You make it in your mess—tin by the brazier’s rosy gleam;
You watch it cloud, then settle amber clear;
You lift it with your bay’nit, and you sniff the fragrant steam;
The very breath of it is ripe with cheer.
You’re awful cold and dirty, and a—cursin’ of your lot;
You scoff the blushin’ 'alf of it, so rich and rippin’ 'ot;
It bucks you up like anythink, just seems to touch the spot:
God bless the man that first discovered Tea!

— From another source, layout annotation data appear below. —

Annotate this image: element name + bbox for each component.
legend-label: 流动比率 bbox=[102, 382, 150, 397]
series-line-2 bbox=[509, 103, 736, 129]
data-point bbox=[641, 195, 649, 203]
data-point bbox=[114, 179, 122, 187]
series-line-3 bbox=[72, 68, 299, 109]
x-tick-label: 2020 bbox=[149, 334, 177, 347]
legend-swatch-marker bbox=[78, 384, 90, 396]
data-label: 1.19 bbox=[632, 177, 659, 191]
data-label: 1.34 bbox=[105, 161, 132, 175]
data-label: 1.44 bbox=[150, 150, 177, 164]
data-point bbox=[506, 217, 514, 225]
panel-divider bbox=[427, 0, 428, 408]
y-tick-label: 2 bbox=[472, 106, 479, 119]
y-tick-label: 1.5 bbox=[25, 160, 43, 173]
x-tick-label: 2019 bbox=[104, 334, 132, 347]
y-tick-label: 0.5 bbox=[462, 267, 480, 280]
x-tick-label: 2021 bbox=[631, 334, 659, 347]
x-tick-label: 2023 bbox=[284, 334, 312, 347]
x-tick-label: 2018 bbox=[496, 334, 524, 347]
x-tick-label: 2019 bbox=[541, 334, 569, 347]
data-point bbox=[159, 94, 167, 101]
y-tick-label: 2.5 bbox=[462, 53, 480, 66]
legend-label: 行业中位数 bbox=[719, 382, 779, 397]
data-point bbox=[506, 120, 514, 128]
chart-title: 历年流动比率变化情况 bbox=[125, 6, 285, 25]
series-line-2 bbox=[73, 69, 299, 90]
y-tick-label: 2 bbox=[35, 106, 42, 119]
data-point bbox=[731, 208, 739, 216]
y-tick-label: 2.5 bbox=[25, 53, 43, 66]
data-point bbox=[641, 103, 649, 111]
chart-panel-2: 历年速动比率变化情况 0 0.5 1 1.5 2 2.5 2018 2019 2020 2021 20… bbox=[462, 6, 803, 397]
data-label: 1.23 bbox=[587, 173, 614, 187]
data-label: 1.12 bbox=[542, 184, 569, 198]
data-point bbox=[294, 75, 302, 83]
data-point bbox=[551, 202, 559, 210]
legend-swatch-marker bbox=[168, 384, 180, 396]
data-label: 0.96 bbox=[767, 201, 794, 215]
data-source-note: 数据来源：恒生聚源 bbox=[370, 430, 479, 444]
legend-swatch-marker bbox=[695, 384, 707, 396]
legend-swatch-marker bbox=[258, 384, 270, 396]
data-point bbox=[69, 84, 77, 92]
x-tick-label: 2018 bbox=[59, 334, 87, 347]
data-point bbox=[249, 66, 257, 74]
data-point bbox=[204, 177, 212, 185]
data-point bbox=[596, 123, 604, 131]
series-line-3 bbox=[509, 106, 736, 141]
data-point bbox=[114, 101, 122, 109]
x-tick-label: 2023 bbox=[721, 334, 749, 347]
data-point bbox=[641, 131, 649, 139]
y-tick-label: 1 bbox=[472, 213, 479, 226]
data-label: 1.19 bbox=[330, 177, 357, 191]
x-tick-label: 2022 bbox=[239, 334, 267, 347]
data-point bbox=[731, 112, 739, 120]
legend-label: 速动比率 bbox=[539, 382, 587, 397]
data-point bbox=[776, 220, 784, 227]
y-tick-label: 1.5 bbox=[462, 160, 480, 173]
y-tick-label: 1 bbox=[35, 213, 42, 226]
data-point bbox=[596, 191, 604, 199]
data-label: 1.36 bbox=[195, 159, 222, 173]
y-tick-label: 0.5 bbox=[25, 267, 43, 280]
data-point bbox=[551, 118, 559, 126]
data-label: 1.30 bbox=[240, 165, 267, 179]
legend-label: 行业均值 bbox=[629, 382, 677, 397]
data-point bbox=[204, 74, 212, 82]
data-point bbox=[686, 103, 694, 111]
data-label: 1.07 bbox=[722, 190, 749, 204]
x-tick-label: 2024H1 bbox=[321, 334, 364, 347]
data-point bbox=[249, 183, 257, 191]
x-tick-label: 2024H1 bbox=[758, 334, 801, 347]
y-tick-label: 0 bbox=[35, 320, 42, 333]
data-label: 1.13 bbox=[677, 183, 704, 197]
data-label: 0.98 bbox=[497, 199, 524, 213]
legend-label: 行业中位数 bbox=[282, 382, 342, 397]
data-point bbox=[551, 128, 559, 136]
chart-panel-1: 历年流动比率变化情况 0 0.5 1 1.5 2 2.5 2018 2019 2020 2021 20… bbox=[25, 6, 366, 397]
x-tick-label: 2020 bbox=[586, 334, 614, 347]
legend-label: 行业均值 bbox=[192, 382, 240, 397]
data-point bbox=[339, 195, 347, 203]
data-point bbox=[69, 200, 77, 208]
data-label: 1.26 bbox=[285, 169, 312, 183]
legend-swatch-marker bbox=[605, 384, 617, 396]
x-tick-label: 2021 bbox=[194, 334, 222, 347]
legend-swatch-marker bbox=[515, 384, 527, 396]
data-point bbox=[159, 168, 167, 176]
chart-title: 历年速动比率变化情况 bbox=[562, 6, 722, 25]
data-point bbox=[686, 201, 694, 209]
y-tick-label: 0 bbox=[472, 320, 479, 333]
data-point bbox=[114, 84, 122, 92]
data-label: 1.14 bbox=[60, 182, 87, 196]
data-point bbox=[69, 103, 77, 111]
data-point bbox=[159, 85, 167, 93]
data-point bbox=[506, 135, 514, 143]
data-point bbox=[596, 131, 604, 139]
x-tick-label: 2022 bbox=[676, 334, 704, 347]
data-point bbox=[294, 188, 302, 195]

Since I came out to fight in France, which ain’t the other day,
I think I’ve drunk enough to float a barge;
All kinds of fancy foreign dope, from caffy and doo lay,
To rum they serves you out before a charge.
In back rooms of estaminays I’ve gurgled pints of cham;
I’ve swilled down mugs of cider till I’ve felt a bloomin’ dam;
But 'struth! they all ain’t in it with the vintage of Assam:
God bless the man that first invented Tea!
I think them lazy lumps o’ gods wot kips on asphodel
Swigs nectar that’s a flavour of Oolong;
I only wish them sons o’ guns a—grillin’ down in ‘ell
Could ’ave their daily ration of Suchong.
Hurrah! I’m off to battle, which is ‘ell and ’eaven too;
And if I don’t give some poor bloke a sexton’s job to do,
To—night, by Fritz’s campfire, won’t I 'ave a gorgeous brew
(For fightin’ mustn’t interfere with Tea).
To—night we’ll all be tellin’ of the Boches that we slew,
As we drink the giddy victory in Tea.